It's not. The HUP states that you cannot have a quantum state that has both a definite position and a definite momentum. In the quantum Zeno effect, you are forcing the particle to stay in a position eigenstate, so its momentum will be totally indefinite. But you may ask, if the position isn't moving then isn't the momentum automatically zero? No. There is Ehrenfest's theorem that states that the expectation value of the momentum is the derivative of the expectation value of position with respect to time (times mass), but this theorem only covers the behavior of expectation values when the quantum state is undergoing unitary time evolution. But if constant position measurements are made of it, then its wavefunction cannot evolve according to the Schrodinger equation at all. That is why a particle can be stationary, but still not have zero momentum. So the HUP is saved!

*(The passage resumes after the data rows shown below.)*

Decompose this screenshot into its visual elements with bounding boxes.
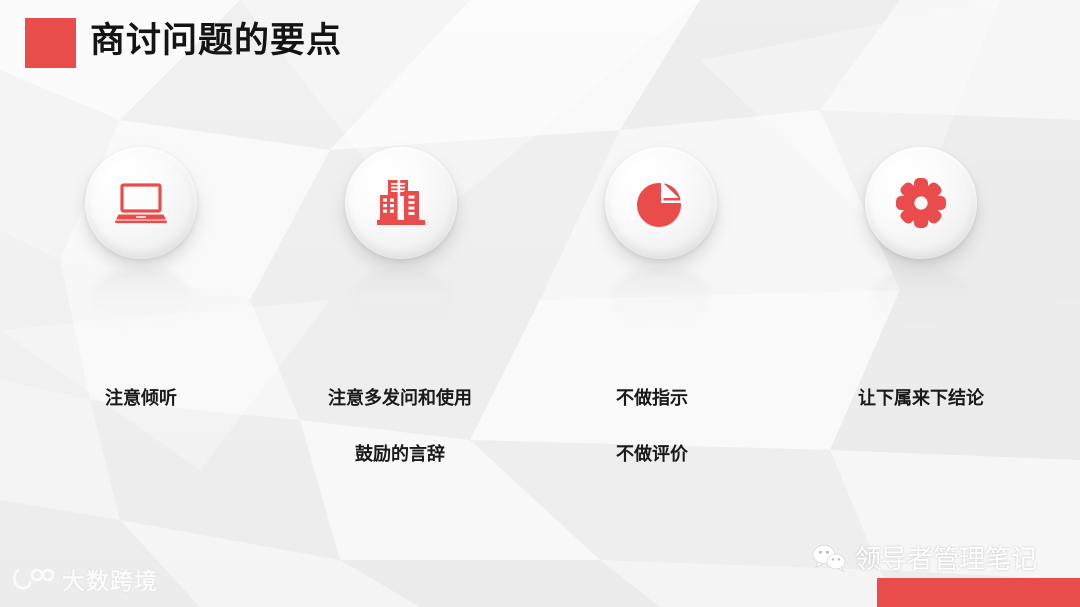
icon-circle-1[interactable] [85,147,197,259]
dashujingjing-logo-icon [12,566,54,592]
icon-circle-row [0,0,1080,607]
gear-icon [865,147,977,259]
buildings-icon [345,147,457,259]
caption-line: 让下属来下结论 [841,370,1001,426]
pie-chart-icon [605,147,717,259]
item-caption-2: 注意多发问和使用 鼓励的言辞 [309,370,491,482]
wechat-icon [812,544,846,572]
corner-red-block [877,578,1080,607]
caption-line: 注意多发问和使用 [309,370,491,426]
caption-line: 鼓励的言辞 [309,426,491,482]
watermark-left-label: 大数跨境 [62,562,158,596]
watermark-bottom-right: 领导者管理笔记 [812,539,1037,576]
slide-canvas: 商讨问题的要点 [0,0,1080,607]
item-caption-1: 注意倾听 [61,370,221,426]
laptop-icon [85,147,197,259]
circle-reflection [91,267,191,329]
caption-line: 不做指示 [616,370,816,426]
icon-circle-2[interactable] [345,147,457,259]
caption-line: 注意倾听 [61,370,221,426]
circle-reflection [611,267,711,329]
watermark-right-label: 领导者管理笔记 [855,539,1037,576]
caption-line: 不做评价 [616,426,816,482]
item-caption-3: 不做指示 不做评价 [616,370,816,482]
circle-reflection [351,267,451,329]
icon-circle-4[interactable] [865,147,977,259]
icon-circle-3[interactable] [605,147,717,259]
circle-reflection [871,267,971,329]
watermark-bottom-left: 大数跨境 [12,562,158,596]
item-caption-4: 让下属来下结论 [841,370,1001,426]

For the record, I think the OP was asking about a different issue, the question of whether human knowledge matters.
EDIT: I just wanted to add that while you shouldn't just naively apply Ehrenfest's theorem to find the expectation value of the momentum, because unitary time evolution is not occurring, it turns out that you happen to get the right answer anyway if you do apply it. That's because, since the position uncertainty is zero, the momentum uncertainty is infinite, so the momentum is equally likely to take any value from negative infinity to infinity, which means that its average value is zero!